There is a process to writing and filmmaking, yet it allows for creativity and individualism. Marketing and selling your writing and films is another story. For both, the process can be broken down to the following stages: the creative stage, the technical stage, the marketing stage, the sales stage, the business stage, and the legal stage. All areas must be taken into account before you even begin to sell a book. If you are simply writing for yourself and will never publish what you write, then you are free to be as creative and free form in your writing as you want to be. If you intend to sell your writing or film, all of the stages must be taken into account and each requires its own skill set.
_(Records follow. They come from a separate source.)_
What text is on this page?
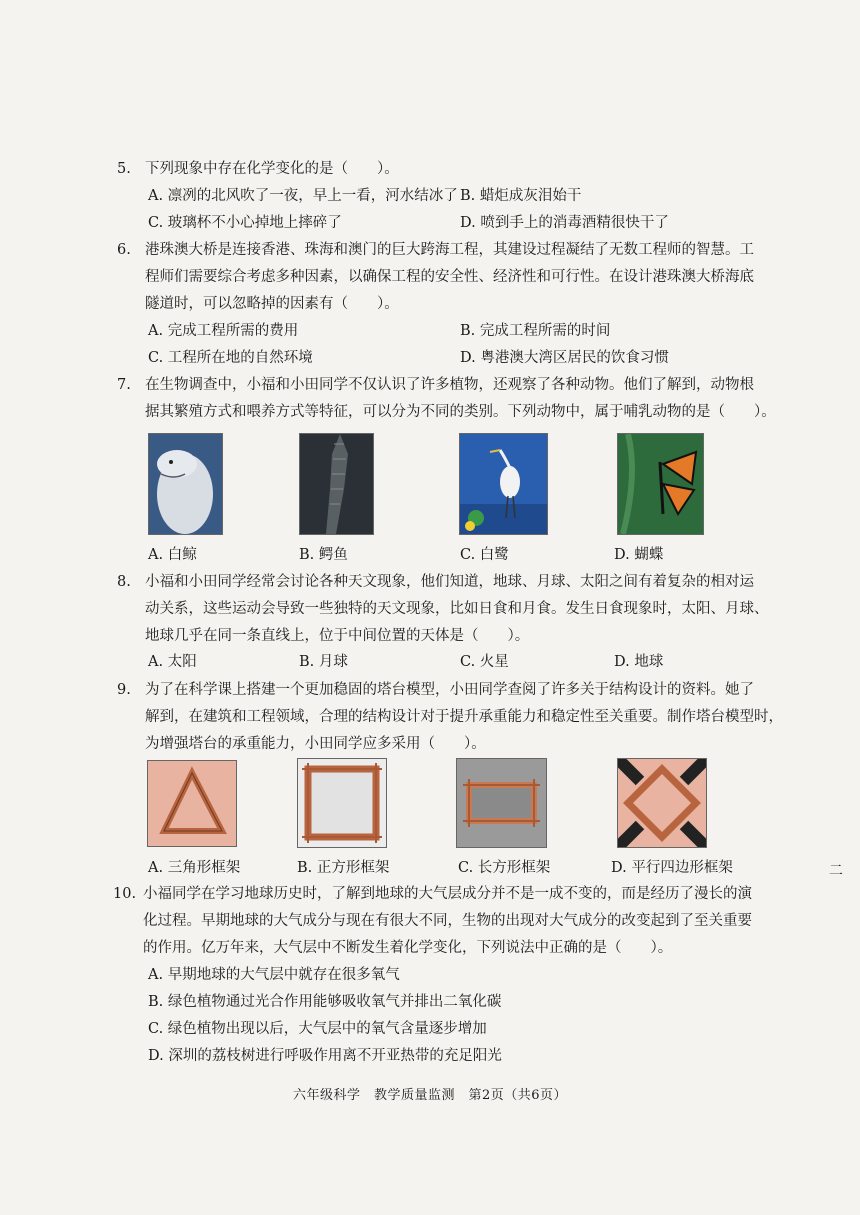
5. 下列现象中存在化学变化的是（　　）。
A. 凛冽的北风吹了一夜，早上一看，河水结冰了 B. 蜡炬成灰泪始干
C. 玻璃杯不小心掉地上摔碎了	D. 喷到手上的消毒酒精很快干了
6. 港珠澳大桥是连接香港、珠海和澳门的巨大跨海工程，其建设过程凝结了无数工程师的智慧。工
程师们需要综合考虑多种因素，以确保工程的安全性、经济性和可行性。在设计港珠澳大桥海底
隧道时，可以忽略掉的因素有（　　）。
A. 完成工程所需的费用	B. 完成工程所需的时间
C. 工程所在地的自然环境	D. 粤港澳大湾区居民的饮食习惯
7. 在生物调查中，小福和小田同学不仅认识了许多植物，还观察了各种动物。他们了解到，动物根
据其繁殖方式和喂养方式等特征，可以分为不同的类别。下列动物中，属于哺乳动物的是（　　）。
A. 白鲸	B. 鳄鱼	C. 白鹭	D. 蝴蝶
8. 小福和小田同学经常会讨论各种天文现象，他们知道，地球、月球、太阳之间有着复杂的相对运
动关系，这些运动会导致一些独特的天文现象，比如日食和月食。发生日食现象时，太阳、月球、
地球几乎在同一条直线上，位于中间位置的天体是（　　）。
A. 太阳	B. 月球	C. 火星	D. 地球
9. 为了在科学课上搭建一个更加稳固的塔台模型，小田同学查阅了许多关于结构设计的资料。她了
解到，在建筑和工程领域，合理的结构设计对于提升承重能力和稳定性至关重要。制作塔台模型时，
为增强塔台的承重能力，小田同学应多采用（　　）。
A. 三角形框架	B. 正方形框架	C. 长方形框架	D. 平行四边形框架
10. 小福同学在学习地球历史时，了解到地球的大气层成分并不是一成不变的，而是经历了漫长的演
化过程。早期地球的大气成分与现在有很大不同，生物的出现对大气成分的改变起到了至关重要
的作用。亿万年来，大气层中不断发生着化学变化，下列说法中正确的是（　　）。
A. 早期地球的大气层中就存在很多氧气
B. 绿色植物通过光合作用能够吸收氧气并排出二氧化碳
C. 绿色植物出现以后，大气层中的氧气含量逐步增加
D. 深圳的荔枝树进行呼吸作用离不开亚热带的充足阳光
六年级科学　教学质量监测　第2页（共6页）
二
The creative stage is the concept idea and writing or filmmaking. The technical stage is the formatting, tool selection, age appropriateness research, general research, filmmaking knowledge and expertise, and so on. The marketing stage will be the research and plan on how you intend to sell your book, screenplay, or film and to whom. The sales stage will be how you intend to sell your book, screenplay, or film and what platforms will you use. The business stage will include looking at the costs versus the profit. It will include estimating tax obligations and business structure. The legal stage will consider any liabilities that may be encountered as well as copyrighting your work and making sure you have the right to publish your work. All of these stages require a lot of thought and investigation.
All of these stages may have pitfalls along the way. Some books or films may be a lot easier than others to create and publish. If you are still willing to do the work, the rewards can vary but you will be glad that you did do your work. And lastly, all of these stages should be considered before you even write a. book or make a film. You need to have a plan and know who your audience will be before you even begin.